With the Institute of Practitioners in Advertising’s latest Bellwether report highlighting that UK marketers’ digital budgets have increased at their highest rate in a decade, this blog analyses the trend and raises a word of caution about the increasing momentum of this communications channel to the detriment of others.
The perennial boardroom challenge to marketers has always been demonstrating how marketing directly correlates to a positive sales impact. Marketers have always struggled to demonstrate this link, with many in business quoting John Wanamaker infamous quip that half the money he spent on advertising was wasted, but that he didn’t know which half. However, the advent of digital marketing has altered perceptions amongst some. It is now possible to track a consumer from an initial paid click through to the completion of an online sale. To many in the C-suite, this is the ultimate indicator in judging the success of the marketing team and the return on investment from their budget. CFO’s now claim an understanding of the, perceived, linear consumer journey through the sales funnel and therefore are able to justify the marketing investment. Their perception is that the internal justification for the marketing budget just got infinitely easier.

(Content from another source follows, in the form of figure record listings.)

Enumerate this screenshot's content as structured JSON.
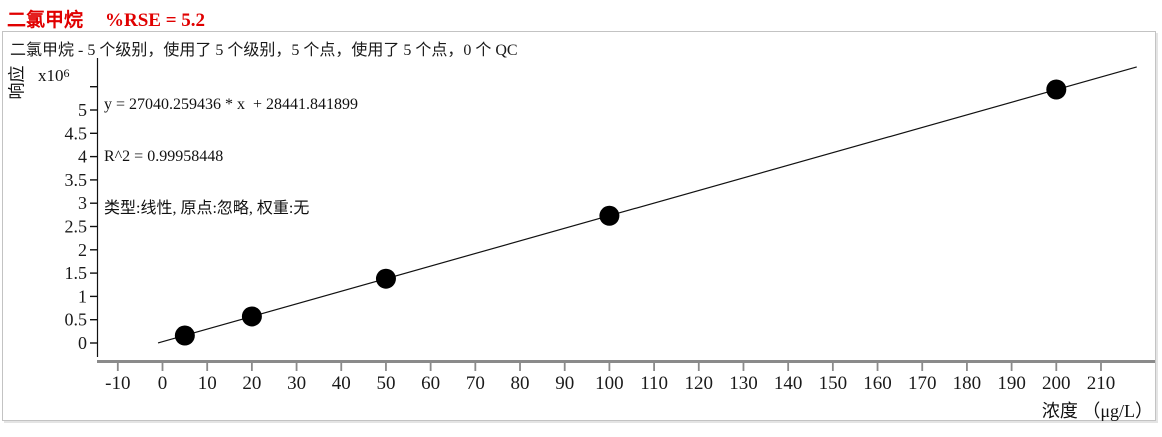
{
  "title": {
    "compound": "二氯甲烷",
    "rse_label": "%RSE = 5.2"
  },
  "subtitle": "二氯甲烷 - 5 个级别，使用了 5 个级别，5 个点，使用了 5 个点，0 个 QC",
  "equation": {
    "line1": "y = 27040.259436 * x  + 28441.841899",
    "line2": "R^2 = 0.99958448",
    "line3": "类型:线性, 原点:忽略, 权重:无"
  },
  "colors": {
    "title_red": "#e00000",
    "axis_gray": "#8a8a8a",
    "ink_black": "#111111",
    "panel_border": "#c3c3c3",
    "point_fill": "#000000"
  },
  "chart_data": {
    "type": "scatter",
    "title": "",
    "xlabel": "浓度 （μg/L）",
    "ylabel": "响应",
    "y_scale_label": {
      "base": "x10",
      "exp": "6"
    },
    "x_ticks": [
      -10,
      0,
      10,
      20,
      30,
      40,
      50,
      60,
      70,
      80,
      90,
      100,
      110,
      120,
      130,
      140,
      150,
      160,
      170,
      180,
      190,
      200,
      210
    ],
    "y_ticks": [
      0,
      0.5,
      1,
      1.5,
      2,
      2.5,
      3,
      3.5,
      4,
      4.5,
      5
    ],
    "xlim": [
      -14.5,
      222
    ],
    "ylim_millions": [
      0,
      5.5
    ],
    "grid": false,
    "points": {
      "x": [
        5,
        20,
        50,
        100,
        200
      ],
      "y_millions": [
        0.16,
        0.57,
        1.38,
        2.73,
        5.44
      ]
    },
    "fit": {
      "type_label": "线性",
      "slope": 27040.259436,
      "intercept": 28441.841899,
      "r_squared": 0.99958448,
      "line_x_range": [
        -1,
        218
      ]
    }
  }
}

However, there is a serious issue associated with this. By investing so heavily in digital a business is effectively ensuring that the brand is readily available which, of course, is vital. However, if a business takes its eye off the health of the brand and consistently prioritises online availability to the detriment of the brand’s appeal, perceptions etc. then problems will appear down the line.
As soon as the product becomes solely focused on availability and price, it becomes commoditised, eradicating any brand loyalty. If the brand continues investing at a consistently high-level comparative to the category and its competitors the potential long-term brand health issues will remain hidden. However, the business landscape is constantly evolving and inevitably at some stage, due to internal or external influences, real term and/or comparative marketing spend will fall. At this point, if the brand’s performance has been completely dependent on being at the top of the first page of Google results, when it drops to the second page sales will plummet and competitors will exploit the space that the brand used to occupy. The only way to guard against this is to continue nurturing and building consumer loyalty and advocacy through all communication channels so that consumers continue to seek out the brand irrespective of its digital ranking.
As a result, its vitally important to ensure that brands do not take their eye off the necessity of long term brand building. It is worth noting at this stage that we are not attempting to rubbish the importance of digital marketing, clearly it is a highly influential and vital communications channel. However, we are trying to demonstrate that digital is not the sole solution and must not come to the detriment of other, more traditional, channels.
This presents an even greater challenge to marketers as they now have to make an even stronger case for long term brand building as CFO’s may believe that digital is the ultimate marketing ROI solution. So, whilst the long-term trend of ever increasing digital marketing budgets is set to continue we would urge caution to brand marketers who turn a blind eye to the traditional channels in order to remain focused on the path of least boardroom resistance.